1. Ask your UX and QA teams to work together to create a UX baseline for quality assurance testing in the conversion research phase.

The QA team will better understand UX’s team intentions from the start.

2. With your QA and UX teams, develop a set of guidelines that codify your company's concept of quality, including conventions for coding, language, graphics, acceptable speed and performance thresholds, and accessibility standards.

Use categories like speed, error messages, copy and content, image quality/performance, accessibility, links, font style and size, site security, online forms, emails sent as expected, and bugs and crashes. For example, a website needs to load in .13 seconds to pass the QA test.

3. With your QA team, write scenario-based use cases for common tasks that users might perform in a single sitting while moving through your sales funnel. Follow these step by step, looking for issues.

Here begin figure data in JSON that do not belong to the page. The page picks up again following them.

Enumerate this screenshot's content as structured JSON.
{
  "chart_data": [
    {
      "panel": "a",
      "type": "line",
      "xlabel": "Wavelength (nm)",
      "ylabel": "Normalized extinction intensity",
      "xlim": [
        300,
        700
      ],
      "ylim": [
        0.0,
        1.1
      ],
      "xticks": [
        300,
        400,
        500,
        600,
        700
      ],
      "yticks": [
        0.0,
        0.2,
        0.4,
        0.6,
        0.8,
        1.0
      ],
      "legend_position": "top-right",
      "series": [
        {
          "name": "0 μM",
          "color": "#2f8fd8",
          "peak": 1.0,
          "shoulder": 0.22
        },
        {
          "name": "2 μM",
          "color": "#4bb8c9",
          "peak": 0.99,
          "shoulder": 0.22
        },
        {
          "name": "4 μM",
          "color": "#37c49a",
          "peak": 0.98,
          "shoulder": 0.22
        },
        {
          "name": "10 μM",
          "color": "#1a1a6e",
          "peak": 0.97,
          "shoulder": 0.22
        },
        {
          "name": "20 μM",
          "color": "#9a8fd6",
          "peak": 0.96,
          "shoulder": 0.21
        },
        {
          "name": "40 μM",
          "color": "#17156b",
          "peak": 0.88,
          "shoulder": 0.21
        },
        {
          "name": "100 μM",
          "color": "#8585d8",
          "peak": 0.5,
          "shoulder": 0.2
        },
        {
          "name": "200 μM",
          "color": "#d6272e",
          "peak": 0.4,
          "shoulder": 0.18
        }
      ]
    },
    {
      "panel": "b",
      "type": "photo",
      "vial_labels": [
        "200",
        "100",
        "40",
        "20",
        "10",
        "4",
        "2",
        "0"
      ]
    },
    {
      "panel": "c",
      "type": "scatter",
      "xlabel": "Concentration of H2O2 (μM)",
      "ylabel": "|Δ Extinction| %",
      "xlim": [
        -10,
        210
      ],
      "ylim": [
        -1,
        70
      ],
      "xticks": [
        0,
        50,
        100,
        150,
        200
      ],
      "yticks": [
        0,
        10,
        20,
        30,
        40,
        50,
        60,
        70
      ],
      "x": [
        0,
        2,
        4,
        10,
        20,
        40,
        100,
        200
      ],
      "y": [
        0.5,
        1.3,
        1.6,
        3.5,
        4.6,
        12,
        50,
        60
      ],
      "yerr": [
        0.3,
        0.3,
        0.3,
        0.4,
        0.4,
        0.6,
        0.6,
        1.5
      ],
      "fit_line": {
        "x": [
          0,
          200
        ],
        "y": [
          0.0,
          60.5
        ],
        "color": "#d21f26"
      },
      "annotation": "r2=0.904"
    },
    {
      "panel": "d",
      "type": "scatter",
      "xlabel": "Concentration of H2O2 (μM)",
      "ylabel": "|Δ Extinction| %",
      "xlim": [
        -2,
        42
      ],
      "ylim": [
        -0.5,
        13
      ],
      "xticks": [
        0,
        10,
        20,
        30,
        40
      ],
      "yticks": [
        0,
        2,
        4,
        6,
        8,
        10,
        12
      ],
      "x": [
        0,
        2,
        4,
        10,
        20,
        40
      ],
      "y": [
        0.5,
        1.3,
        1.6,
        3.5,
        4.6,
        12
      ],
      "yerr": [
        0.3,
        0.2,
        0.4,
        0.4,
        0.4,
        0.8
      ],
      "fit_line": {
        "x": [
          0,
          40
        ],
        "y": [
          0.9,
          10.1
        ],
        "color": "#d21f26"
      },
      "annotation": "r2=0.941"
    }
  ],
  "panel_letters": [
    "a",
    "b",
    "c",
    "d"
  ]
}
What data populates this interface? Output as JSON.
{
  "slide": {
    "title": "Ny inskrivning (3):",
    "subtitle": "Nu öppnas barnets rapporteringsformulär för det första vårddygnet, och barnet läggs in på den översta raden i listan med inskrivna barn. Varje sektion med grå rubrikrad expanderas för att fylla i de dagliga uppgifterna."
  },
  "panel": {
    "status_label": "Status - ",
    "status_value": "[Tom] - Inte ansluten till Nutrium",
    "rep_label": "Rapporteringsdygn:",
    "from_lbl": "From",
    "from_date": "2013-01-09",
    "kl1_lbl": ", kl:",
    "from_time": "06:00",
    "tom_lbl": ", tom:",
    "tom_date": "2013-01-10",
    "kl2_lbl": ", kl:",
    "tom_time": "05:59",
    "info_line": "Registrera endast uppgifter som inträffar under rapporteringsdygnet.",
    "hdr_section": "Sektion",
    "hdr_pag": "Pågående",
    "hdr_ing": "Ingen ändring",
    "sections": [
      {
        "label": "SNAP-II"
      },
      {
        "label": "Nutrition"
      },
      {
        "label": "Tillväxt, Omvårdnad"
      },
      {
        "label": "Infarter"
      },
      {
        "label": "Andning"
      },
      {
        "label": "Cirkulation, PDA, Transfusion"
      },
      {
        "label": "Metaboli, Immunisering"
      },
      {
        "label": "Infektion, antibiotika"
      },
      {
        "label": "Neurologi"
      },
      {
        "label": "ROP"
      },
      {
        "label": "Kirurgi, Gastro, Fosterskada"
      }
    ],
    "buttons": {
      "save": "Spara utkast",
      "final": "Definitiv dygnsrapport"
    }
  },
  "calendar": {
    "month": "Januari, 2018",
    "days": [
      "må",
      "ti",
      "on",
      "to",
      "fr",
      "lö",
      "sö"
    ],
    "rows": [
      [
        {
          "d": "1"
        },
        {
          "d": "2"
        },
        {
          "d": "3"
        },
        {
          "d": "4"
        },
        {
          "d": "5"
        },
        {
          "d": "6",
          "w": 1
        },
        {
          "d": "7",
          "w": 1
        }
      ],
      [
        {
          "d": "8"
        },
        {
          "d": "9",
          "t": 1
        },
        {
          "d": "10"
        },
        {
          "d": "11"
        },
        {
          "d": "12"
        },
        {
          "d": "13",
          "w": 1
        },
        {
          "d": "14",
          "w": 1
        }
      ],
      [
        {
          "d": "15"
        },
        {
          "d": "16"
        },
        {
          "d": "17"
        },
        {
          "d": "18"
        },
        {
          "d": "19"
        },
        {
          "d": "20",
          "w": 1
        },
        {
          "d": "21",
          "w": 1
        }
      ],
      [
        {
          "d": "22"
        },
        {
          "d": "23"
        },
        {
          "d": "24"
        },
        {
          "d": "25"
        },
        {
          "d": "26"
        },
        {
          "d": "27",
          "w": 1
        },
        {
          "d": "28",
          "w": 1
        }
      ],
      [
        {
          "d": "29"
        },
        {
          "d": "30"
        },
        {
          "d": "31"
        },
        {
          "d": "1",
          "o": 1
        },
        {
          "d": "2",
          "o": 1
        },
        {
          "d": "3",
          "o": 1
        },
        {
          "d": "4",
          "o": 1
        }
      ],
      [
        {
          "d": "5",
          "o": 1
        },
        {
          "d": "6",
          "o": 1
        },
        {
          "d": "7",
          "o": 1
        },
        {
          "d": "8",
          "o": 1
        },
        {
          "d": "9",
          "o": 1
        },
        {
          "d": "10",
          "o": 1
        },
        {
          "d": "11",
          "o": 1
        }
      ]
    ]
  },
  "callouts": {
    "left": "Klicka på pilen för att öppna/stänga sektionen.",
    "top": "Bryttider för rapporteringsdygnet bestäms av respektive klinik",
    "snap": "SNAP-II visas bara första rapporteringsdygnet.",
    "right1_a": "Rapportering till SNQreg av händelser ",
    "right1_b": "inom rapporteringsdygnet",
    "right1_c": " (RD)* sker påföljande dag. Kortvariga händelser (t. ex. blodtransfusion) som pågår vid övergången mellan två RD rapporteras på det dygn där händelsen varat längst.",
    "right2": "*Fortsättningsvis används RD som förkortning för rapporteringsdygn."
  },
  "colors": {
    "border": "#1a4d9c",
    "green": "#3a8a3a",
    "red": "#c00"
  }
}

For example, Submit lead gen form for ebook 1 or Make a purchase by searching Google for keyword X. Structure the tasks to follow the flow of the funnel from the landing page all the way to the conversion page. Include failure scenarios where the user doesn’t get to the end of the funnel so that you can check error pages and messages too.

4. Check that Google Analytics tracked your actions correctly as you moved through your use cases.

5. In Google Analytics, go to Audience > Technology > Browser and OS, click on comparison view, and compare metrics like bounce rate and conversion rate across different versions in a single browser family.

For example, select Google Chrome and look at the latest 10 versions of Chrome to see whether the bounce rate is better or worse on newer browsers.

6. Go to Audience > Mobile > Devices, open the comparison view, and repeat your comparisons across different versions in a single browser family.

7. Run through your use cases on as many different devices, operating systems, and browser combinations as possible, using physical devices or platforms that offer emulators.

Use your UX guidelines to spot issues and irregularities.

8. Check mobile-specific QA issues.

Correct keyboard not appearing for input fields such as number pad for phone numbers. Error messages not clearly visible on forms. Load times being longer. Videos unavailable on mobile pages. Navigation, causing confusion when people switch between mobile and desktop versions of the website.

9. Consider automating your use cases, where possible, to reduce the load on your QA team for future releases.